The lawn before it sloped down to the road, where it ended smoothly at the
brink of a neat stone wall. A black asphalt path curved from the steps by
which you mounted from the street to the steps by which you mounted to the
heavy portico before the massive black walnut doors.

The ladies were shown into the music-room, from which the notes of a piano
were sounding when they rang, and Mrs. Wilmington rose from the instrument
to meet them. A young man who had been standing beside her turned away.
Mrs. Wilmington was dressed in a light morning dress with a Watteau fall,
whose delicate russets and faded reds and yellows heightened the richness
of her complexion and hair.

"Why, Annie," she said, "how glad I am to see you! And you too, Mrs.

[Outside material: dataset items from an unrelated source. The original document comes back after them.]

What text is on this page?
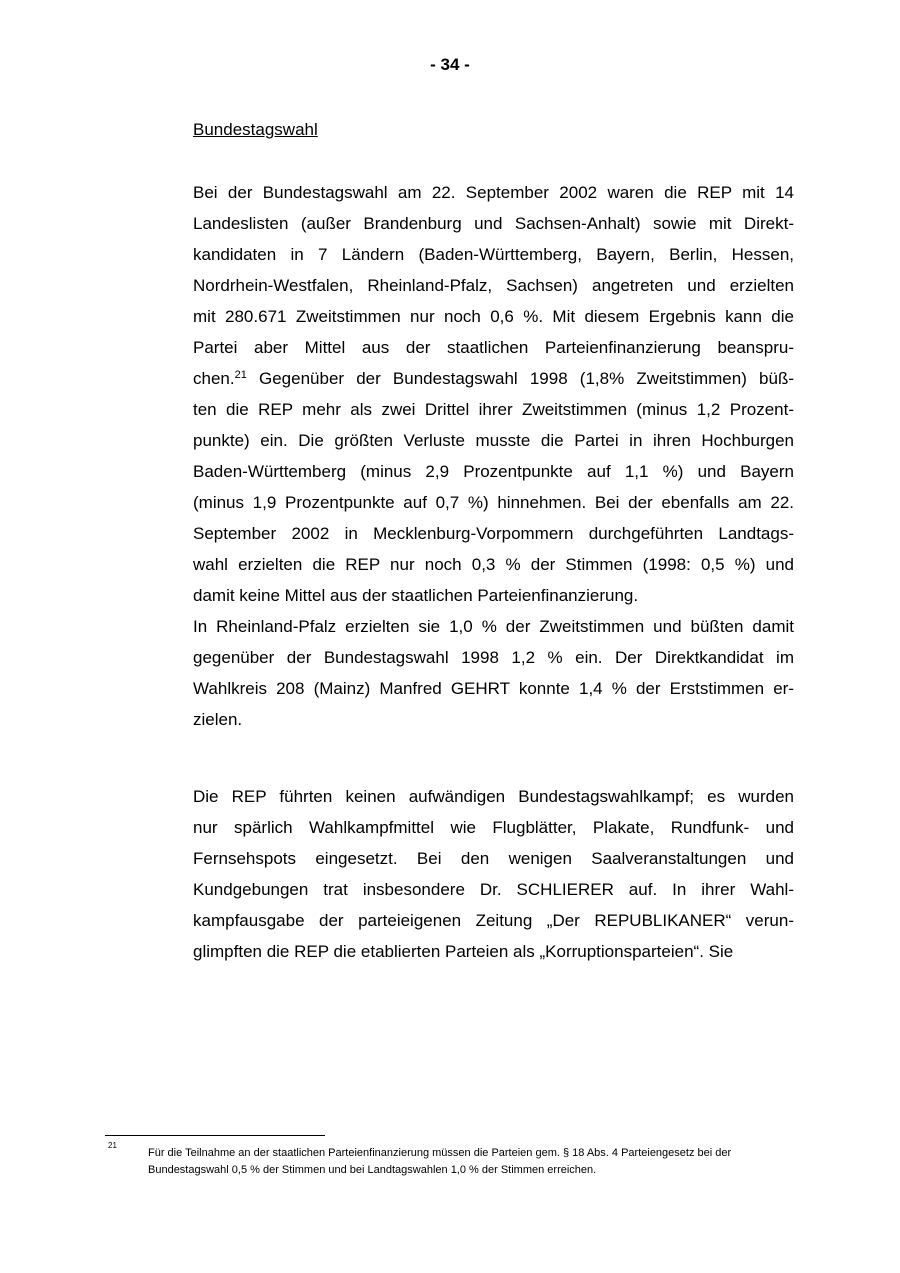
- 34 -
Bundestagswahl
Bei der Bundestagswahl am 22. September 2002 waren die REP mit 14
Landeslisten (außer Brandenburg und Sachsen-Anhalt) sowie mit Direkt-
kandidaten in 7 Ländern (Baden-Württemberg, Bayern, Berlin, Hessen,
Nordrhein-Westfalen, Rheinland-Pfalz, Sachsen) angetreten und erzielten
mit 280.671 Zweitstimmen nur noch 0,6 %. Mit diesem Ergebnis kann die
Partei aber Mittel aus der staatlichen Parteienfinanzierung beanspru-
chen.$^{21}$ Gegenüber der Bundestagswahl 1998 (1,8% Zweitstimmen) büß-
ten die REP mehr als zwei Drittel ihrer Zweitstimmen (minus 1,2 Prozent-
punkte) ein. Die größten Verluste musste die Partei in ihren Hochburgen
Baden-Württemberg (minus 2,9 Prozentpunkte auf 1,1 %) und Bayern
(minus 1,9 Prozentpunkte auf 0,7 %) hinnehmen. Bei der ebenfalls am 22.
September 2002 in Mecklenburg-Vorpommern durchgeführten Landtags-
wahl erzielten die REP nur noch 0,3 % der Stimmen (1998: 0,5 %) und
damit keine Mittel aus der staatlichen Parteienfinanzierung.
In Rheinland-Pfalz erzielten sie 1,0 % der Zweitstimmen und büßten damit
gegenüber der Bundestagswahl 1998 1,2 % ein. Der Direktkandidat im
Wahlkreis 208 (Mainz) Manfred GEHRT konnte 1,4 % der Erststimmen er-
zielen.
Die REP führten keinen aufwändigen Bundestagswahlkampf; es wurden
nur spärlich Wahlkampfmittel wie Flugblätter, Plakate, Rundfunk- und
Fernsehspots eingesetzt. Bei den wenigen Saalveranstaltungen und
Kundgebungen trat insbesondere Dr. SCHLIERER auf. In ihrer Wahl-
kampfausgabe der parteieigenen Zeitung „Der REPUBLIKANER“ verun-
glimpften die REP die etablierten Parteien als „Korruptionsparteien“. Sie
21
Für die Teilnahme an der staatlichen Parteienfinanzierung müssen die Parteien gem. § 18 Abs. 4 Parteiengesetz bei der
Bundestagswahl 0,5 % der Stimmen und bei Landtagswahlen 1,0 % der Stimmen erreichen.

Munger. How _vurry_ nice!" Her words took value from the thick
mellow tones of her voice, and passed for much more than they were worth
intrinsically. She moved lazily about and got them into chairs, and was not
resentful when Mrs. Munger broke out with "How hot you have it!" "Have we?
We had the furnace lighted yesterday, and we've been in all the morning,
and so we hadn't noticed. Jack, won't you shut the register?" she drawled
over her shoulder. "This is my nephew, Mr. Jack Wilmington, Miss Kilburn.
Mr. Wilmington and Mrs. Munger are old friends."